Preveggente, da questo punto di vista, era stato Topolino, che nei numeri di luglio aveva raccontato una storia che si svolgeva alle Olimpiadi di Londra in cui gli atleti di una nazione risultavano modificati geneticamente da una macchina che li rendeva indistruttibili e infallibili: mostri, più che "esseri umani". Vengono in mente anche Gattaca e Blade Runner, nei quali si racconta di un'umanità modificata, nel primo attraverso la costruzione genetica che preordina la vita di ognuno, eliminando ogni vincolo di scelta, nel secondo attraverso la costruzione di macchine simili e migliori dell'uomo per gli aspetti meccanici, ma diversi per aspetti sentimentali più umani. Similmente, queste Olimpiadi sembrano aprirsi, volontariamente nel caso del sudafricano, illegittimamente per la cinese, ad un'era diversa per lo sport. E preoccupa la necessità di pensare lo sport e le competizioni internazionali come una sfida sempre più tecnologizzata e sempre meno umana, perché l'evoluzione genetica trasforma gli uomini con i loro difetti e le loro particolarità in macchine ben costruite, ma limitate ad quell'unico aspetto della competizione olimpica che devono vincere.

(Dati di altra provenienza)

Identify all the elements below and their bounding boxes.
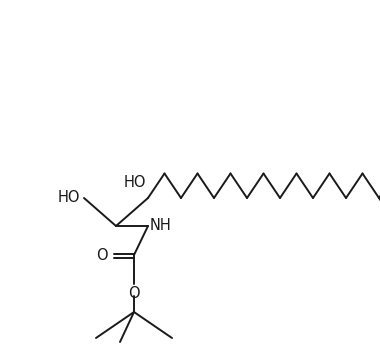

La riflessione riguarda quest'aspetto, perché conduce la competizione sportiva all'opposto di quello che dovrebbe essere e, più che spostare l'asticella dei limiti umani, frantuma l'umano sotto l'ordine meccanico. Si apre una nuova era, se vogliamo, sia perché le modificazioni genetiche tolgono umanità alla vita degli atleti, sia perché nella decisione di far competere Pistorius con i normodotati si respira una condizione simile, in cui è sempre la meccanica ad agire sul corpo dell'uomo. Alcune domande sorgono inquietanti. Dov'è il limite che l'aiuto meccanico può fornire all'atleta, se nel caso di Pistorius un corridore non ha una parte delle gambe e sostituisce l'assenza con arti meccanici? Dov'è l'umanità di atleti costruiti in provetta solo per vincere una gara? La vita è tecnica e meccanica o anche qualcos'altro? Il caso di Pistorius, inoltre, ci colpisce perché proviamo un'umana compassione per un atleta sfortunato e che ha saputo lottare contro i limiti fisici, ma la sostanza non cambia. Vederlo competere con atleti normodotati può esaltarci per quel messaggio di superamento dei limiti dell'umano, ma apre prospettive incerte sulle modalità di superamento dell'umano.
Situazioni inquietanti e affascinanti, quelle portate da questi due esempi; esse, infatti, non interrogano solo la natura dello sport come manifestazione di un miglioramento di sé, ma la rilevanza del modo in cui questo viene fatto. Se lo facciamo geneticamente o meccanicamente, potrà essere affascinante, ma forse è un'altra categoria. Forse è un'altra storia.
E vi aggiungo quella preoccupazione che scrivevo prima: sostituendo la macchina all'uomo, siamo sicuri che tutto sia "più perfetto"? Siamo sicuri di saper fare le cose meglio della natura? Di fronte alla storia naturale, infatti, la storia umana è spesso un ammassarsi di fallimenti ed errori.